А Лекс ходил хмурый, стал дерганый и раздражался по любому поводу. Он не срывался на Коське, ни словом не обидел, но Коська стал замечать его тяжелый взгляд на себе. Он чувствовал, что что-то происходит, но Лекс уходил от ответов, заминая разговоры.
Коська терзался от самых разных предположений, на какие только хватало воображения, сходя с ума от звона проклятых колокольчиков.
Привычные прогулки после рабочего дня давно уже остались в прошлом, даже походы в магазин были сведены до обязанностей Лекса после работы. Вечера они проводили, играя в шахматы или обсуждая какие-нибудь профессиональные нюансы, обучая Коську практической стороне того, чему его учили в институте.
Все чаще Лекс засиживался в кабинете, работая допоздна и Коська, не выдерживая, срывался на улицу один. Бродил в одиночестве по дворам и Петровскому парку, с тоской провожая закаты по-осеннему прохладного солнца.
Собираясь в очередной раз в аэропорт, дождавшись, когда за ним приедет водитель, Лекс сухо, будто о чем-то неважном, таком незначительном, как покупка новой скатерти или чайника, бросил опешившему Коське:
- Провожать не надо, я лечу не один. Давай простимся здесь.
- Как не один? П-простимся? - настороженно, еще надеясь на злую иронию игры слов, вскинулся Коська.
Уже не колокольчики, а колокола били тревожным звоном, вливаясь в пульсацию крови, отдаваясь тяжелой болезненной вибрацией
- Да. В этот раз я уезжаю надолго, возможно на очень долго. Возникли проблемы, требующие моего постоянного присутствия. И... Кось, я хочу проститься...
- Нет! Что за бред, Лекс?
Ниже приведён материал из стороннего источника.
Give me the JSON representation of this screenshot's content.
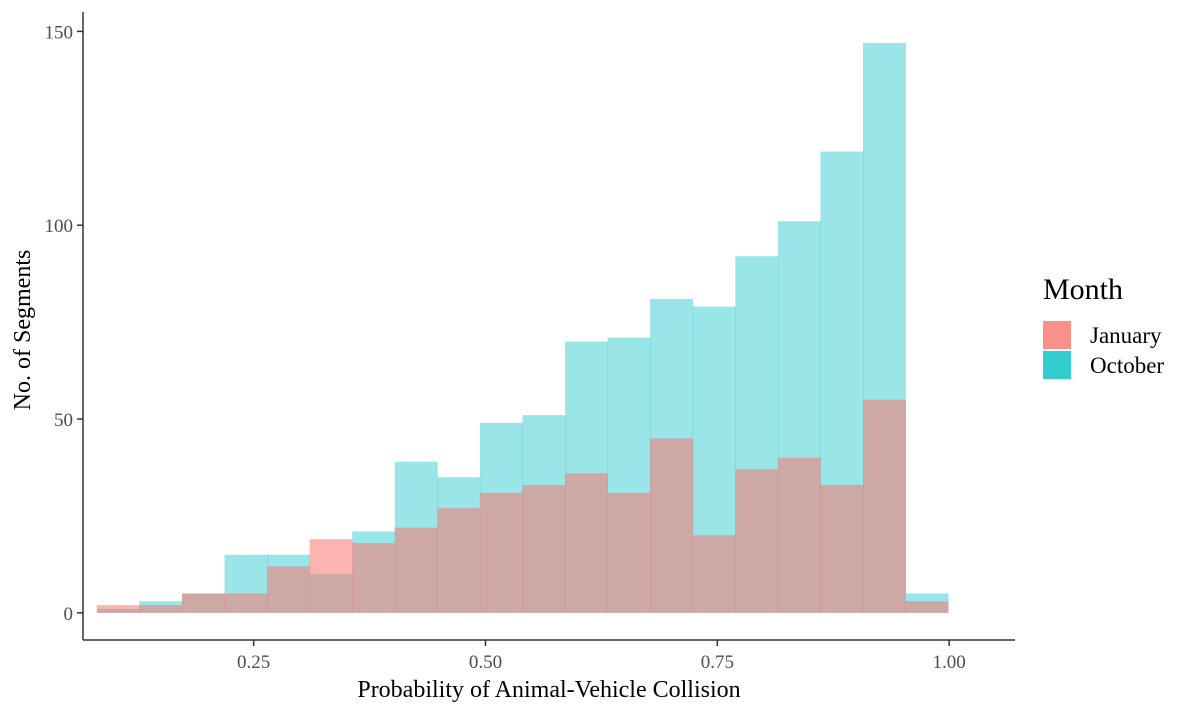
{
  "chart_data": {
    "type": "bar",
    "xlabel": "Probability of Animal-Vehicle Collision",
    "ylabel": "No. of Segments",
    "x_ticks": [
      0.25,
      0.5,
      0.75,
      1.0
    ],
    "x_tick_labels": [
      "0.25",
      "0.50",
      "0.75",
      "1.00"
    ],
    "y_ticks": [
      0,
      50,
      100,
      150
    ],
    "y_tick_labels": [
      "0",
      "50",
      "100",
      "150"
    ],
    "xlim": [
      0.066,
      1.071
    ],
    "ylim": [
      -7,
      155
    ],
    "bin_start": 0.0809,
    "bin_width": 0.0459,
    "grid": false,
    "legend": {
      "title": "Month",
      "placement": "right",
      "entries": [
        "January",
        "October"
      ]
    },
    "series": [
      {
        "name": "January",
        "color": "#F8766D",
        "values": [
          2,
          2,
          5,
          5,
          12,
          19,
          18,
          22,
          27,
          31,
          33,
          36,
          31,
          45,
          20,
          37,
          40,
          33,
          55,
          3
        ]
      },
      {
        "name": "October",
        "color": "#00BFC4",
        "values": [
          1,
          3,
          5,
          15,
          15,
          10,
          21,
          39,
          35,
          49,
          51,
          70,
          71,
          81,
          79,
          92,
          101,
          119,
          147,
          5
        ]
      }
    ]
  }
}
Я буду ждать тебя!
- Кось...
- Нет-нет-нет! Поезжай, и обязательно отзвонись, как приземлишься, а потом мы созвонимся по скайпу и обо всем поговорим!
- Константин! Не будет больше звонков. Никаких, ни по телефону, ни по скайпу. Я прощаюсь с тобой, Кось, поговорим, когда вернусь. На столе визитка человека, к которому можешь обратиться, если возникнут проблемы и банковская карточка на твое имя, если не будешь шиковать, хватит надолго, - Лекс, пресекая попытки возражать, притянул к себе, на несколько мгновений прижался к Коськиным губам и, отодрав вцепившиеся в одежду пальцы, попросил: - Я, кажется, забыл на кухне мобильник на подзарядке. Принеси, котенок.
Коська, как в тумане, послушно отправился на кухню, на столе действительно лежал Васильевский смартфон. Отключив зарядку от электросети он, схватив его, вернулся обратно. Но в прихожей было пусто. Лекс ушел.
Дрожащими, непослушными руками, Коська открыл дверь и метнулся наружу. Лифт был внизу, не желая тратить время, рванул бегом вниз по лестнице. Теряя в прыжках через ступени домашние тапочки, он босой выскочил из подъезда, кинувшись вперед по мокрому асфальту, чтобы под едкое пиликанье домофона увидеть выезжающий со двора на дорогу джип.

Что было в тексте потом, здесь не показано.